Ce 18 juin 2026 marque un anniversaire particulier pour tous ceux qui suivent les pérégrinations de ce qui devint, par l’iniquité des amalgames, mon combat judiciaire.

Il y a dix-huit ans jour pour jour, la 11ème Chambre de la Cour d’appel de Paris rendait un arrêt historique, infirmant le premier jugement du Tribunal de Papeete et condamnant définitivement le directeur de publication de L’Hebdo, Terii Paquier, pour diffamation publique.

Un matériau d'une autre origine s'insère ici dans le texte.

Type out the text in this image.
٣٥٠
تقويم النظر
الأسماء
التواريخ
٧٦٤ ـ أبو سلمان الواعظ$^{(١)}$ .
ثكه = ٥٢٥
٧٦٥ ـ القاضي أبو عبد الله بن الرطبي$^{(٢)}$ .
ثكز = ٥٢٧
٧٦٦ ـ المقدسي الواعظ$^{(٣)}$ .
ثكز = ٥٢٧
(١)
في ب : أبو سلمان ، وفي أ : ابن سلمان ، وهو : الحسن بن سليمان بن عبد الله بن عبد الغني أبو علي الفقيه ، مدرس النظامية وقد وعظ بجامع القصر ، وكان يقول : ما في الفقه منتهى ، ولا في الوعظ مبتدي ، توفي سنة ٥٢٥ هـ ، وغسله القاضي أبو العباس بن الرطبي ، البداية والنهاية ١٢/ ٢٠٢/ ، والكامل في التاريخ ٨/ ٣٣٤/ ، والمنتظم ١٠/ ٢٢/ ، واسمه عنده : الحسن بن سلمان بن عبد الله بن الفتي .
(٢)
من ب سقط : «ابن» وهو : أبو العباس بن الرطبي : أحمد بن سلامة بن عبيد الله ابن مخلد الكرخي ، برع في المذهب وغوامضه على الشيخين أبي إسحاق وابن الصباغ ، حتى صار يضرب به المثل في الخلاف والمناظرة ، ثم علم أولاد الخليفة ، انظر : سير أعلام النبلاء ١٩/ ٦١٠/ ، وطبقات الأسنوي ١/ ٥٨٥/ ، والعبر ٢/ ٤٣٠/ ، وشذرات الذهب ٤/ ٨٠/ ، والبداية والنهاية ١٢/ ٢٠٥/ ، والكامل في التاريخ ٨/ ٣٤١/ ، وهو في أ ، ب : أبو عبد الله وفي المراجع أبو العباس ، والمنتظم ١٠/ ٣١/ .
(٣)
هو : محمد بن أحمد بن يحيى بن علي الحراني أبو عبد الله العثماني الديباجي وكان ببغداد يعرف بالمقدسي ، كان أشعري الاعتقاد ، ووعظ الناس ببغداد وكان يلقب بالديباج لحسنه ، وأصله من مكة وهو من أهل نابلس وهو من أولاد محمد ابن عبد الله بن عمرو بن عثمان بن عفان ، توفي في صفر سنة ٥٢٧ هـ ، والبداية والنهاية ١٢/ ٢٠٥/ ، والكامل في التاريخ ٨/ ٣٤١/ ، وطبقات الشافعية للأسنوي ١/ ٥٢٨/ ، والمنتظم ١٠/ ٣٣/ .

Pour comprendre la portée de cette victoire, il faut revenir à l’origine du scandale : un titre tapageur en novembre 2004, « Les vrais coupables de la disparition de JPK », surmontant un article lâche, non signé — car son auteur n’avait même pas le courage d’assumer ses écrits —, qui orchestrait une fuite délibérée de pièces de l’instruction.

Ce brûlot reprenait à compte propre les courriers passionnels et orientés de proches de la victime adressés au magistrat instructeur, une manœuvre de pure diversion pour déplacer le point de mire public loin des véritables suspects de l’époque.

À Papeete, la justice locale avait pourtant dérapé d’une manière stupéfiante.

En première instance puis en appel, les magistrats s’étaient illustrés par une analyse aberrante, prétendant que l’association des termes « coupables » et « disparition » ne constituait pas un fait assez précis pour caractériser la diffamation, sous prétexte que l’article restait évasif.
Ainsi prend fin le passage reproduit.